Faire mieux pour assurer l’avenir

Stéphane Gagné Collaboration spéciale
La FTQ organise des cours de francisation dans le milieu de l’industrie du vêtement, entre autres, où plusieurs travailleurs sont issus de l’immigration, comme chez Peerless (notre photo).
Photo: Rima Chaaban La FTQ organise des cours de francisation dans le milieu de l’industrie du vêtement, entre autres, où plusieurs travailleurs sont issus de l’immigration, comme chez Peerless (notre photo).

Ce texte fait partie d'un cahier spécial.

La Fédération des travailleurs et travailleuses du Québec (FTQ) s’alarme du fait que près d’un million de Québécois ont un faible niveau de littératie. Selon elle, le prochain gouvernement devra mettre les bouchées doubles du côté de l’alphabétisation s’il veut réussir le virage économique axé sur l’intelligence artificielle et une économie verte, qui requiert des niveaux de compétence élevés.

Parmi les 24 actions mises en avant dans la plateforme électorale de la FTQ, quelques-unes mentionnent la nécessité d’accorder davantage de ressources à la francisation et à l’alphabétisation.

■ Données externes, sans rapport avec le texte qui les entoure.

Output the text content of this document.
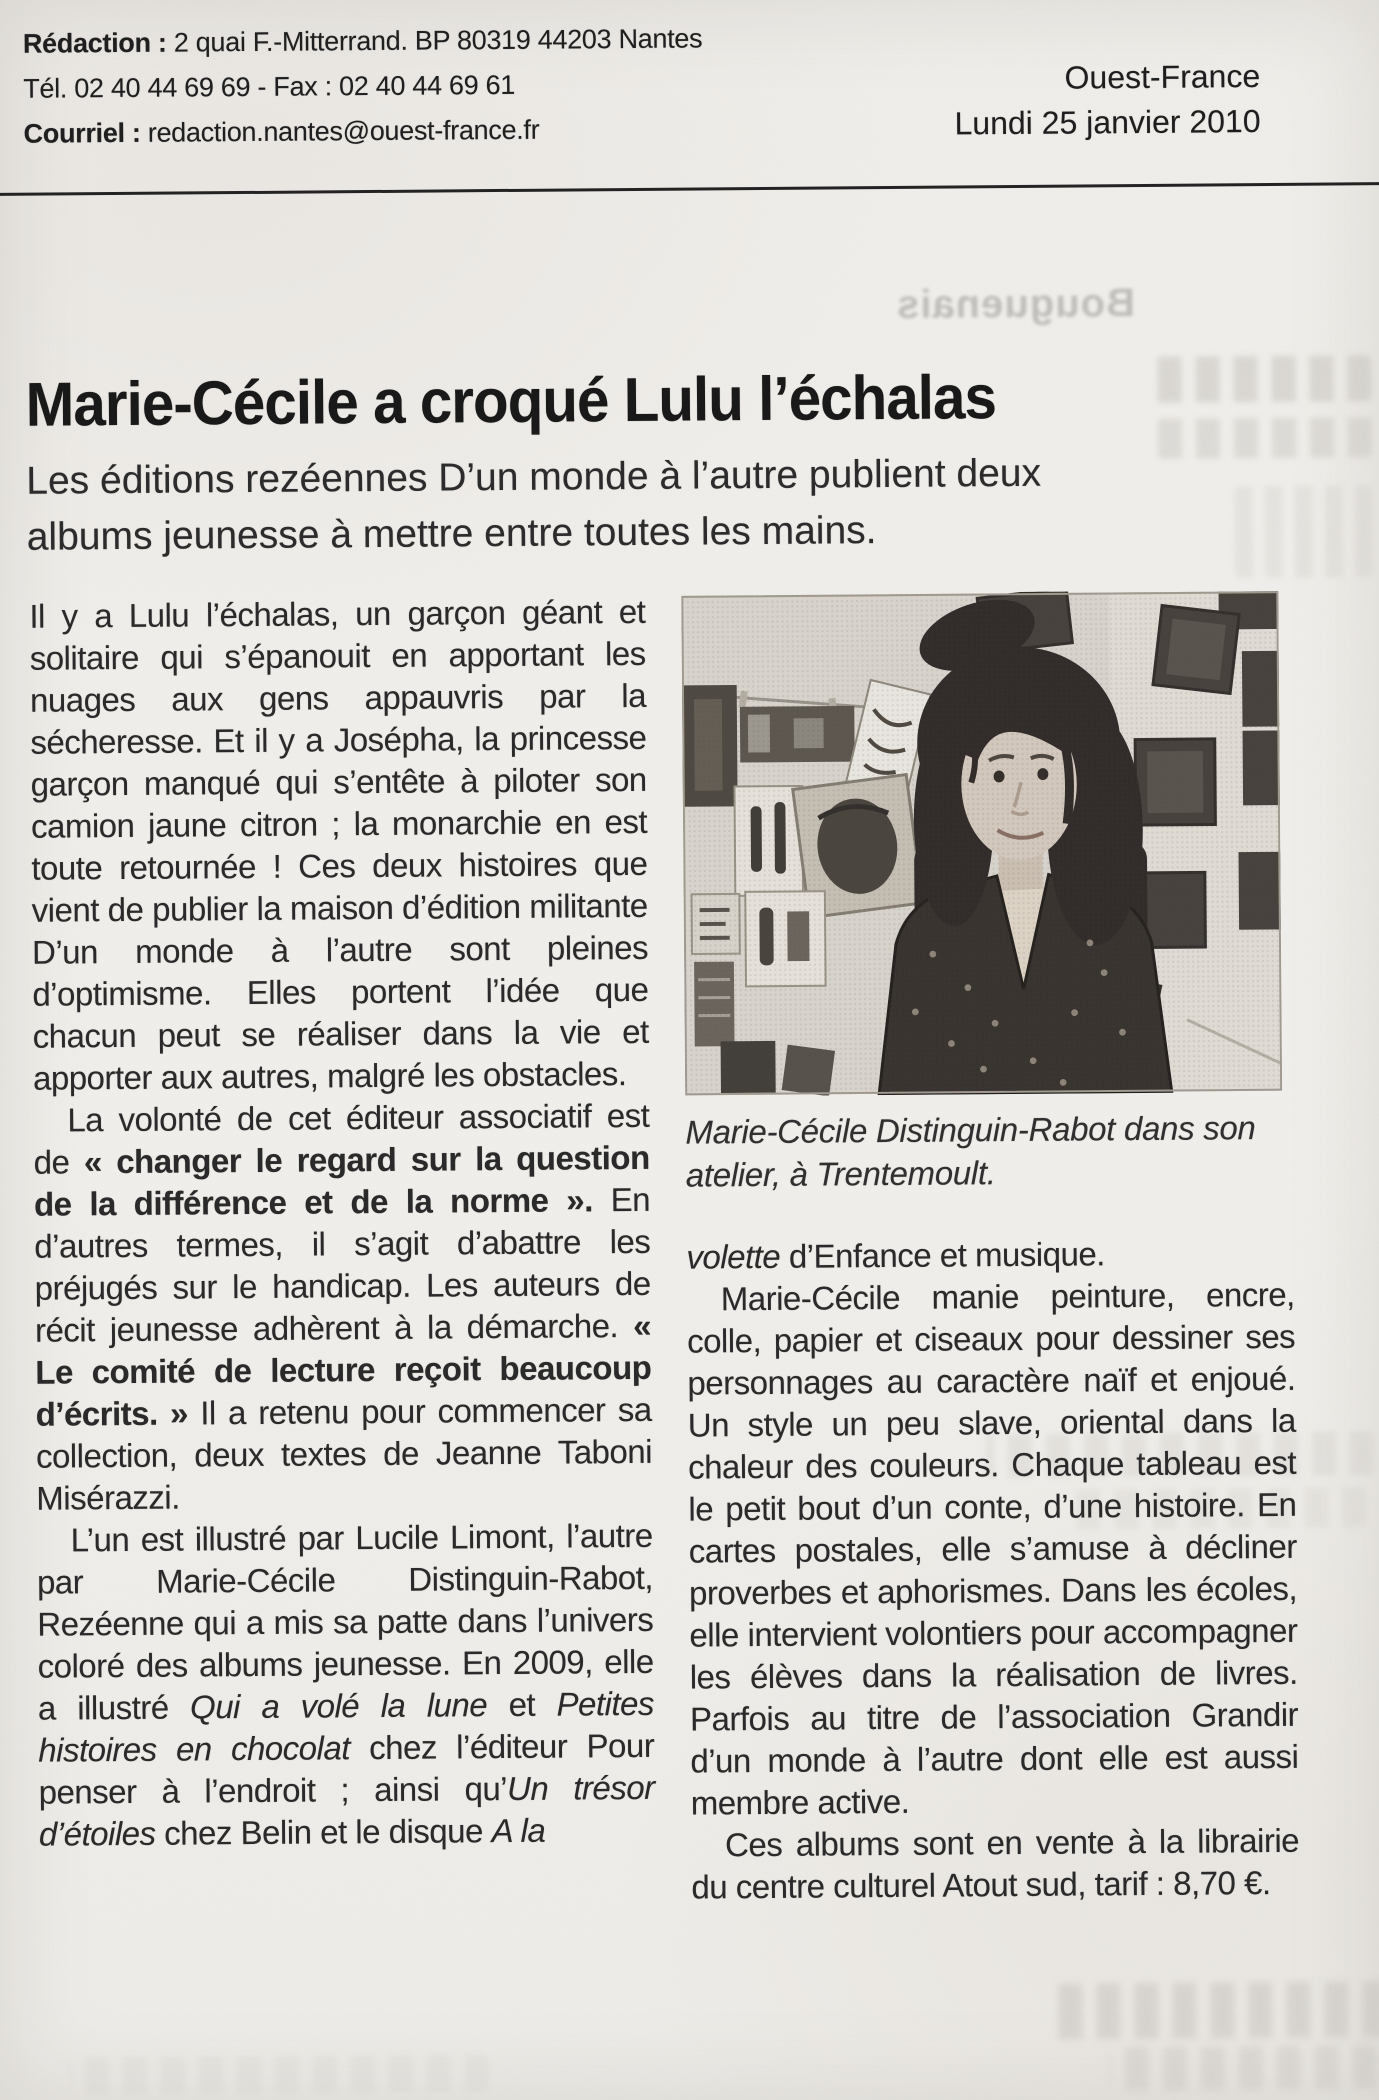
Bouguenais
Rédaction : 2 quai F.-Mitterrand. BP 80319 44203 Nantes
Tél. 02 40 44 69 69 - Fax : 02 40 44 69 61
Courriel : redaction.nantes@ouest-france.fr
Ouest-France
Lundi 25 janvier 2010
Marie-Cécile a croqué Lulu l’échalas

Les éditions rezéennes D’un monde à l’autre publient deux albums jeunesse à mettre entre toutes les mains.

Il y a Lulu l’échalas, un garçon géant et solitaire qui s’épanouit en apportant les nuages aux gens appauvris par la sécheresse. Et il y a Josépha, la princesse garçon manqué qui s’entête à piloter son camion jaune citron ; la monarchie en est toute retournée ! Ces deux histoires que vient de publier la maison d’édition militante D’un monde à l’autre sont pleines d’optimisme. Elles portent l’idée que chacun peut se réaliser dans la vie et apporter aux autres, malgré les obstacles.

La volonté de cet éditeur associatif est de « changer le regard sur la question de la différence et de la norme ». En d’autres termes, il s’agit d’abattre les préjugés sur le handicap. Les auteurs de récit jeunesse adhèrent à la démarche. « Le comité de lecture reçoit beaucoup d’écrits. » Il a retenu pour commencer sa collection, deux textes de Jeanne Taboni Misérazzi.

L’un est illustré par Lucile Limont, l’autre par Marie-Cécile Distinguin-Rabot, Rezéenne qui a mis sa patte dans l’univers coloré des albums jeunesse. En 2009, elle a illustré Qui a volé la lune et Petites histoires en chocolat chez l’éditeur Pour penser à l’endroit ; ainsi qu’Un trésor d’étoiles chez Belin et le disque A la

Marie-Cécile Distinguin-Rabot dans son atelier, à Trentemoult.

volette d’Enfance et musique.

Marie-Cécile manie peinture, encre, colle, papier et ciseaux pour dessiner ses personnages au caractère naïf et enjoué. Un style un peu slave, oriental dans la chaleur des couleurs. Chaque tableau est le petit bout d’un conte, d’une histoire. En cartes postales, elle s’amuse à décliner proverbes et aphorismes. Dans les écoles, elle intervient volontiers pour accompagner les élèves dans la réalisation de livres. Parfois au titre de l’association Grandir d’un monde à l’autre dont elle est aussi membre active.

Ces albums sont en vente à la librairie du centre culturel Atout sud, tarif : 8,70 €.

Une meilleure francisation

Daniel Boyer, président de la FTQ, rappelle qu’il est primordial d’augmenter le financement des mesures de francisation. « Nous avons organisé des cours de francisation dans les milieux de l’entretien ménager et du vêtement, où il y a beaucoup de travailleurs issus de l’immigration, mais nous aimerions avoir davantage de soutien du gouvernement pour en faire plus », dit-il. Dans le rapport de la Vérificatrice générale, publié à l’automne 2017, l’effort du Québec en francisation était qualifié d’insatisfaisant. Les taux de réussite étaient très bas, les désistements et les abandons, très nombreux. De plus, moins d’un immigrant sur trois ayant besoin de cours de français réussissait à l’obtenir.

Le président de la FTQ juge cette situation déplorable, car, pour ces gens, ce sera très difficile de s’intégrer à la société québécoise et encore plus au marché du travail.

Relever les défis à venir

Avec le taux de chômage qui frise le plein emploi et le faible taux de littératie des Québécois, Daniel Boyer croit qu’il sera difficile pour la main-d’oeuvre d’atteindre le niveau de compétence élevé qu’exigera le virage vers une économie axée sur l’intelligence artificielle. Il en sera de même pour la transition qui s’amorcera vers une économie verte et sans pétrole. Selon une étude du Programme pour l’évaluation internationale des compétences des adultes (PEICA), datant de 2012, le pourcentage des Québécois qui n’atteint pas un niveau acceptable en littératie s’élève à 53 %.

« Les travailleurs avec peu de compétences ne pourront pas faire la transition vers cette nouvelle économie », déplore-t-il.

Le Fonds aussi impliqué

Les enjeux entourant l’alphabétisation interpellent aussi le Fonds de solidarité de la FTQ. En mai 2017, le Fonds s’est associé à la Fondation sur l’alphabétisation pour s’attaquer aux défis que soulève cette problématique au chapitre de l’employabilité. Une étude découlant de cette collaboration, datant de février 2018, mentionnait que l’amélioration des compétences en littératie hausserait le PIB du Québec de 4,9 milliards de dollars.

L’étude fait aussi ressortir le faible taux de littératie des travailleurs du secteur manufacturier (où la FTQ a des milliers de membres). Près de deux travailleurs sur trois y ont des difficultés en littératie. Le Québec a donc beaucoup à faire s’il veut améliorer son bilan en la matière.